Re: [PATCH v2 0/2] PCI/ASPM: Enable ASPM and Clock PM by default on devicetree platforms
From: Bjorn Helgaas
Date: Tue Nov 11 2025 - 18:33:15 EST
On Tue, Nov 11, 2025 at 03:51:03AM -0300, Val Packett wrote:
> On 11/8/25 1:18 PM, Dmitry Baryshkov wrote:
> > On Mon, Sep 22, 2025 at 09:46:43PM +0530, Manivannan Sadhasivam via B4 Relay wrote:
> > > Hi,
> > >
> > > This series is one of the 'let's bite the bullet' kind, where we have decided to
> > > enable all ASPM and Clock PM states by default on devicetree platforms [1]. The
> > > reason why devicetree platforms were chosen because, it will be of minimal
> > > impact compared to the ACPI platforms.

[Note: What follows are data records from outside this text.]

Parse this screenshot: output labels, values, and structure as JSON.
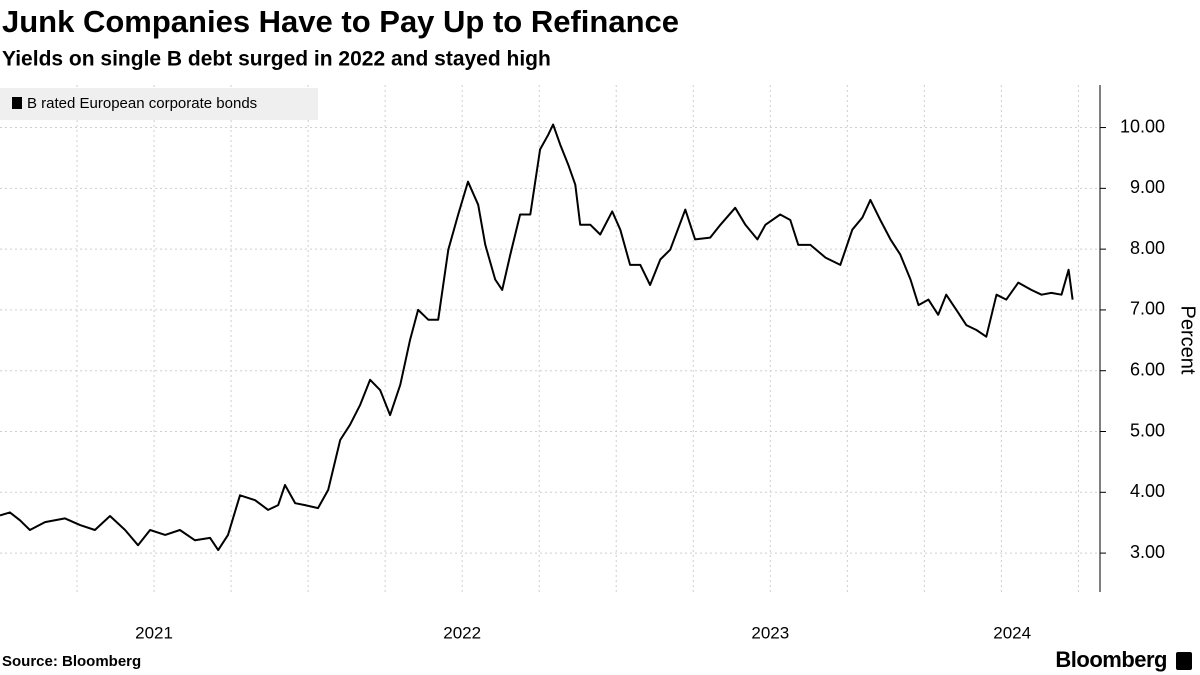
{
  "chart_data": {
    "type": "line",
    "title": "Junk Companies Have to Pay Up to Refinance",
    "subtitle": "Yields on single B debt surged in 2022 and stayed high",
    "y_label": "Percent",
    "source": "Source: Bloomberg",
    "brand": "Bloomberg",
    "x": [
      2021.0,
      2021.032,
      2021.065,
      2021.097,
      2021.146,
      2021.211,
      2021.26,
      2021.308,
      2021.357,
      2021.406,
      2021.448,
      2021.487,
      2021.536,
      2021.584,
      2021.633,
      2021.682,
      2021.708,
      2021.74,
      2021.779,
      2021.828,
      2021.87,
      2021.903,
      2021.925,
      2021.958,
      2021.99,
      2022.032,
      2022.065,
      2022.104,
      2022.136,
      2022.169,
      2022.201,
      2022.234,
      2022.266,
      2022.299,
      2022.331,
      2022.357,
      2022.39,
      2022.422,
      2022.455,
      2022.487,
      2022.519,
      2022.552,
      2022.575,
      2022.607,
      2022.63,
      2022.656,
      2022.688,
      2022.721,
      2022.753,
      2022.779,
      2022.795,
      2022.818,
      2022.844,
      2022.867,
      2022.883,
      2022.916,
      2022.948,
      2022.987,
      2023.013,
      2023.045,
      2023.078,
      2023.11,
      2023.143,
      2023.175,
      2023.224,
      2023.256,
      2023.305,
      2023.338,
      2023.386,
      2023.419,
      2023.458,
      2023.484,
      2023.532,
      2023.565,
      2023.591,
      2023.63,
      2023.679,
      2023.727,
      2023.766,
      2023.799,
      2023.825,
      2023.857,
      2023.89,
      2023.922,
      2023.955,
      2023.981,
      2024.013,
      2024.045,
      2024.071,
      2024.104,
      2024.136,
      2024.169,
      2024.201,
      2024.234,
      2024.266,
      2024.305,
      2024.347,
      2024.38,
      2024.412,
      2024.445,
      2024.468,
      2024.481
    ],
    "series": [
      {
        "name": "B rated European corporate bonds",
        "color": "#000000",
        "values": [
          3.62,
          3.67,
          3.54,
          3.38,
          3.51,
          3.57,
          3.46,
          3.38,
          3.61,
          3.38,
          3.13,
          3.38,
          3.3,
          3.38,
          3.21,
          3.25,
          3.05,
          3.3,
          3.95,
          3.87,
          3.71,
          3.79,
          4.12,
          3.82,
          3.79,
          3.74,
          4.04,
          4.86,
          5.11,
          5.44,
          5.85,
          5.68,
          5.27,
          5.77,
          6.51,
          7.0,
          6.84,
          6.84,
          7.99,
          8.57,
          9.11,
          8.73,
          8.07,
          7.5,
          7.33,
          7.91,
          8.57,
          8.57,
          9.64,
          9.88,
          10.05,
          9.72,
          9.39,
          9.06,
          8.4,
          8.4,
          8.24,
          8.62,
          8.32,
          7.74,
          7.74,
          7.41,
          7.83,
          7.99,
          8.65,
          8.16,
          8.19,
          8.4,
          8.68,
          8.4,
          8.16,
          8.4,
          8.57,
          8.48,
          8.07,
          8.07,
          7.86,
          7.74,
          8.32,
          8.52,
          8.81,
          8.48,
          8.16,
          7.91,
          7.5,
          7.08,
          7.17,
          6.92,
          7.25,
          7.0,
          6.75,
          6.67,
          6.56,
          7.25,
          7.17,
          7.45,
          7.33,
          7.25,
          7.28,
          7.25,
          7.66,
          7.17
        ]
      }
    ],
    "xlim": [
      2021,
      2024.57
    ],
    "xticks": [
      2021,
      2022,
      2023,
      2024
    ],
    "ylim": [
      2.36,
      10.7
    ],
    "yticks": [
      {
        "value": 3,
        "label": "3.00"
      },
      {
        "value": 4,
        "label": "4.00"
      },
      {
        "value": 5,
        "label": "5.00"
      },
      {
        "value": 6,
        "label": "6.00"
      },
      {
        "value": 7,
        "label": "7.00"
      },
      {
        "value": 8,
        "label": "8.00"
      },
      {
        "value": 9,
        "label": "9.00"
      },
      {
        "value": 10,
        "label": "10.00"
      }
    ],
    "grid": true,
    "y_axis_side": "right",
    "legend": "top-left"
  }
}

So seemed ideal to test the waters.
> > >
> > > This series is tested on Lenovo Thinkpad T14s based on Snapdragon X1 SoC. All
> > > supported ASPM states are getting enabled for both the NVMe and WLAN devices by
> > > default.
> > > [..]
> > The series breaks the DRM CI on DB820C board (apq8096, PCIe network
> > card, NFS root). The board resets randomly after some time ([1]).
>
> Is that reset.. due to the watchdog resetting a hard-frozen system?
>
> Me and a bunch of other people in the #aarch64-laptops irc/matrix room have
> been experiencing these random hard freezes with ASPM enabled for the NVMe
> SSD, on Hamoa (and Purwa too I think) devices.
I don't know what controllers are in Hamoa and Purwa or what the IDs
of the root ports and endpoints are. Can you collect the Vendor and
Device IDs (from dmesg log or "lspci -n")? If we figure out that some
are broken, we might be able to add quirks to avoid any broken ASPM
states.
> I have confirmed with a modified (to accept args) enable-aspm.sh script[1]
> that disabling ASPM *only* for the SSD, while keeping it *on* for the WiFi
> adapter, is enough to keep the system stable (got to about a month of uptime
> in that state).
>
> If you have reproduced the same issue on an entirely different SoC, it's
> probably a general driver issue.
>
> Please, please help us debug this using your internal secret debug equipment
> :)
>
>
> [1]: https://gist.github.com/valpackett/8a6207b44364de6b32652f4041fe680f
Can you use "echo 1 > /sys/bus/pci/devices/.../link/l0s_aspm" and
similar (see Documentation/ABI/testing/sysfs-bus-pci) to do this
tuning instead of poking with setpci? If so, it might be easier.
There are ordering requirements that aspm.c tries to observe via the
sysfs interface.
enable-aspm.sh might observe them also (I didn't look that carefully),
but if aspm.c gets them wrong, they're wrong for everybody, so we'd
like to know about that.
Bjorn